The key second-order effect is that these vehicles are not merely monetizing volatility; they are converting a high-beta equity proxy into a slow bleed instrument whenever realized volatility fails to exceed the option premium after fees and path dependency. In that regime, the buyer is effectively short convexity twice: first through capped upside, then through NAV decay that compounds whenever the underlying trends rather than mean-reverts. That makes the product structurally attractive only for very short holding periods and only when implied volatility is rich enough to compensate for the distribution drag. For MSTR, the relevant question is not whether Bitcoin rebounds eventually, but whether the equity can sustain a sharp enough move in the next 1-3 months to overwhelm call overwriting and expense leakage.
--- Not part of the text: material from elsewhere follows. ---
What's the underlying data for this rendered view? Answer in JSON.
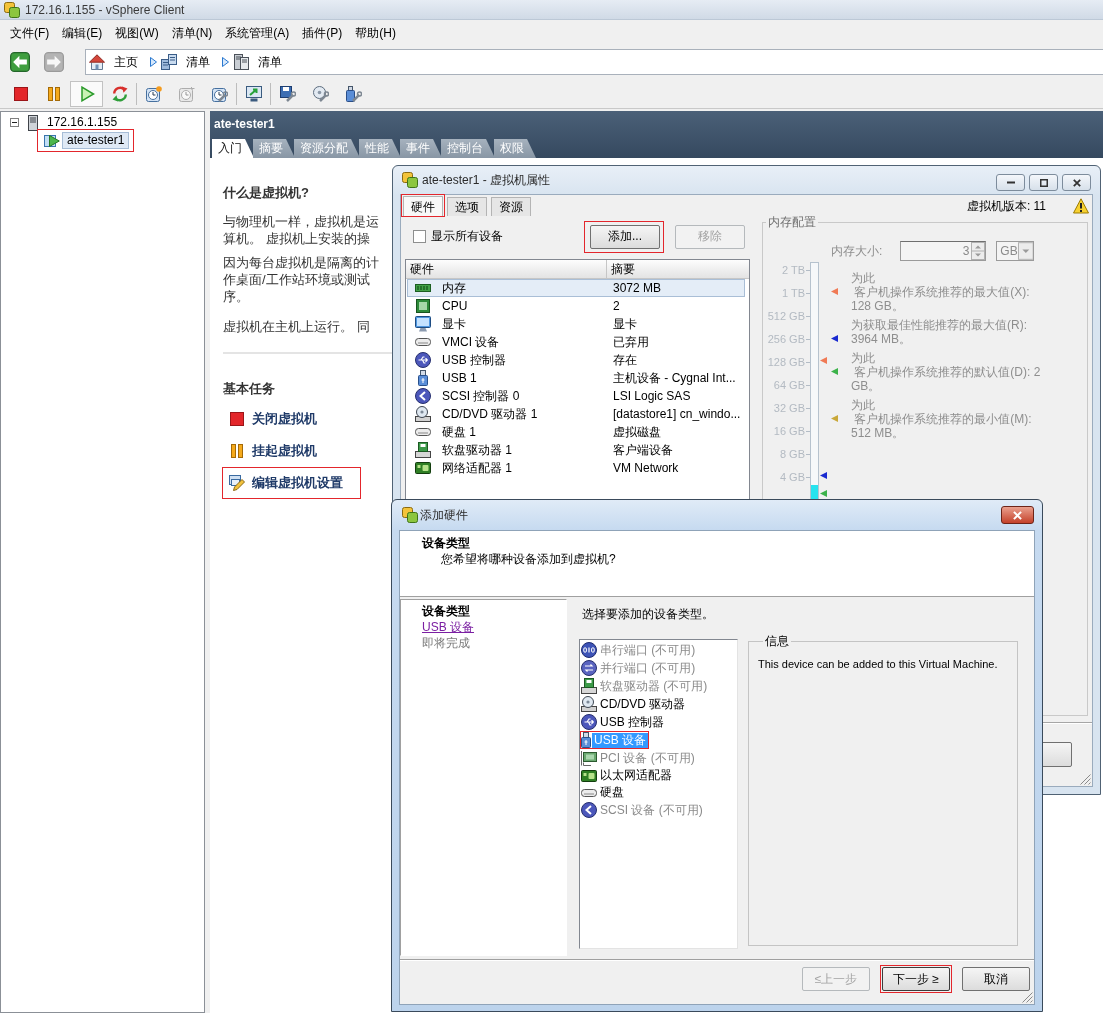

If BTC remains range-bound, the ETF can continue to post headline income while still underperforming on total return, which tends to attract yield-chasing flows right before distributions get mechanically recycled out of principal. That creates a reflexive setup where the product can gather assets even as its economics deteriorate, especially if retail interprets yield as return rather than cash flow composition. The broader winners are options market makers and underlying volatility sellers with better balance sheets; the losers are income-oriented allocators who confuse distribution rate with sustainable carry. NVDA, INTC, and NFLX are only tangentially relevant here: they benefit from the same options-income marketing ecosystem because investor appetite for manufactured yield tends to spill over into unrelated single-name covered-call products. The contrarian miss is that the strategy’s worst outcomes often occur after volatility compresses, not when the underlying is crashing—because premium shrinks faster than NAV loss, leaving little cushion for the next drawdown.